The Justice Department determined Friday that Attorney General Merrick Garland didn’t commit a crime by failing to produce audio of President Joe Biden’s conversation with special counsel Robert Hur.
House Republicans had demanded the tapes after Hur cleared Biden of mishandling classified documents. Hur’s report also highlighted Biden’s trouble remembering things, including the year his son died.
The determination comes after a memo from the DOJ’s Office of Legal Counsel said Biden’s claim of executive privilege over the tapes protected Attorney General Merrick Garland from prosecution. That memo came before Republicans approved a resolution to hold Garland in contempt of Congress this week.
In a letter to House Speaker Mike Johnson, Assistant Attorney General Carlos Felipe Uriarte said Garland did not commit a crime.
“Consistent with this longstanding position and uniform practice, the Department has determined that the responses by Attorney General Garland to the subpoenas issued by the Committees did not constitute a crime, and accordingly the Department will not bring the congressional contempt citation before a grand jury or take any other action to prosecute the Attorney General.”

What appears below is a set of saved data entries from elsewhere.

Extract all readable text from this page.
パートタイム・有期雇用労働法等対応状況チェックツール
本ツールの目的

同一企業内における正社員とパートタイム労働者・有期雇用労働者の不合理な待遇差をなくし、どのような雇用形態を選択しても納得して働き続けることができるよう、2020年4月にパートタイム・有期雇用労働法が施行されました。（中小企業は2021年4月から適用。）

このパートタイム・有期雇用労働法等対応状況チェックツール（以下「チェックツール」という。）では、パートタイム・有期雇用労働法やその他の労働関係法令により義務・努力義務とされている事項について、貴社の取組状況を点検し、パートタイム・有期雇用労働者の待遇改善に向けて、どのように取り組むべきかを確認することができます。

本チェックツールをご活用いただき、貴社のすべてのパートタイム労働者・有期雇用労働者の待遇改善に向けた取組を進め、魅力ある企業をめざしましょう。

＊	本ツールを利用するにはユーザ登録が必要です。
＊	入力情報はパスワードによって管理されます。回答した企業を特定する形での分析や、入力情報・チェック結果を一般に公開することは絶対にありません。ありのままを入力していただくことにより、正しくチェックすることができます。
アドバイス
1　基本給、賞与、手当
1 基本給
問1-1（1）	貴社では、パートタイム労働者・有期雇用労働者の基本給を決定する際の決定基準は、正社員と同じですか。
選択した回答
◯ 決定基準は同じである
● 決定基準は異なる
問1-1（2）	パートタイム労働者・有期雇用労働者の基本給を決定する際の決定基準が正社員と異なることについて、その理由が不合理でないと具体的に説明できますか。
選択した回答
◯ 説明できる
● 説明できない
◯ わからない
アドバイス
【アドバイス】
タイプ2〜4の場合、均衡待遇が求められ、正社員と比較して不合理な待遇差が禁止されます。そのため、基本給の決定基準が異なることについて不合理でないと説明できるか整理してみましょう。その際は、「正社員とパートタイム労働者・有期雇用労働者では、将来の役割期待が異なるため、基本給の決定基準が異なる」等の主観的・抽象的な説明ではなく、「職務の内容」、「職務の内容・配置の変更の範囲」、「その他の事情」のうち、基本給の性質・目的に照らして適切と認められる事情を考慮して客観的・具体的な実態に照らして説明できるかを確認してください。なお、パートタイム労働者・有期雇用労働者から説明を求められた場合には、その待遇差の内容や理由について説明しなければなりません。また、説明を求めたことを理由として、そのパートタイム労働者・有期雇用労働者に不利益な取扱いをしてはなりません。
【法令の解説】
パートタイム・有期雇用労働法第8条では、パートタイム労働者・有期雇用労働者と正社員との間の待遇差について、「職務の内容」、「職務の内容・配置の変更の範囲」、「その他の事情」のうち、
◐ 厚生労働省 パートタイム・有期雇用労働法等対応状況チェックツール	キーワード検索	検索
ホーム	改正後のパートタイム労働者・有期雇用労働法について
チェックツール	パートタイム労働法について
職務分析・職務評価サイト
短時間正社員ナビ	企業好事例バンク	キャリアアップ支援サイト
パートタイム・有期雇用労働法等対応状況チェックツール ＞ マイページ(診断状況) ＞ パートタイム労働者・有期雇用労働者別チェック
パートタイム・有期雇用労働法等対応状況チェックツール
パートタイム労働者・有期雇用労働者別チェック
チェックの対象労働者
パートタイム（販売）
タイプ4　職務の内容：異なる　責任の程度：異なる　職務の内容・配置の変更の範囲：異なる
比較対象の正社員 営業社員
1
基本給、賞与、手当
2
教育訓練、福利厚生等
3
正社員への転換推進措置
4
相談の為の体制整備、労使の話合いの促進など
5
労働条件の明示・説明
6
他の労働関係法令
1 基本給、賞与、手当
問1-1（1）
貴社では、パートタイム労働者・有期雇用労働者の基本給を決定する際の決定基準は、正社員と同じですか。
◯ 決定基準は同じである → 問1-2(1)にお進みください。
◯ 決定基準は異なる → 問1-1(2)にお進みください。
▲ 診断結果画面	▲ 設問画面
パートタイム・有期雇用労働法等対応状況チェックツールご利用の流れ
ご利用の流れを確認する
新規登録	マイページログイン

The letter cited the longtime practice of “not prosecuting “an official for contempt of Congress for declining to provide subpoenaed information subject to a presidential assertion of executive privilege.” It cited past examples from the administrations of George W. Bush, Barack Obama and Donald Trump.
Hur’s 388-page report found that Biden was careless with classified documents, but didn’t commit a crime.
“We conclude that no criminal charges are warranted in this matter,” according to the report. “We would reach the same conclusion even if Department of Justice policy did not foreclose criminal charges against a sitting president.”
Hur found evidence that Biden “willfully retained and disclosed classified materials after his vice presidency when he was a private citizen” but said the evidence “does not establish Mr. Biden’s guilt beyond a reasonable doubt.”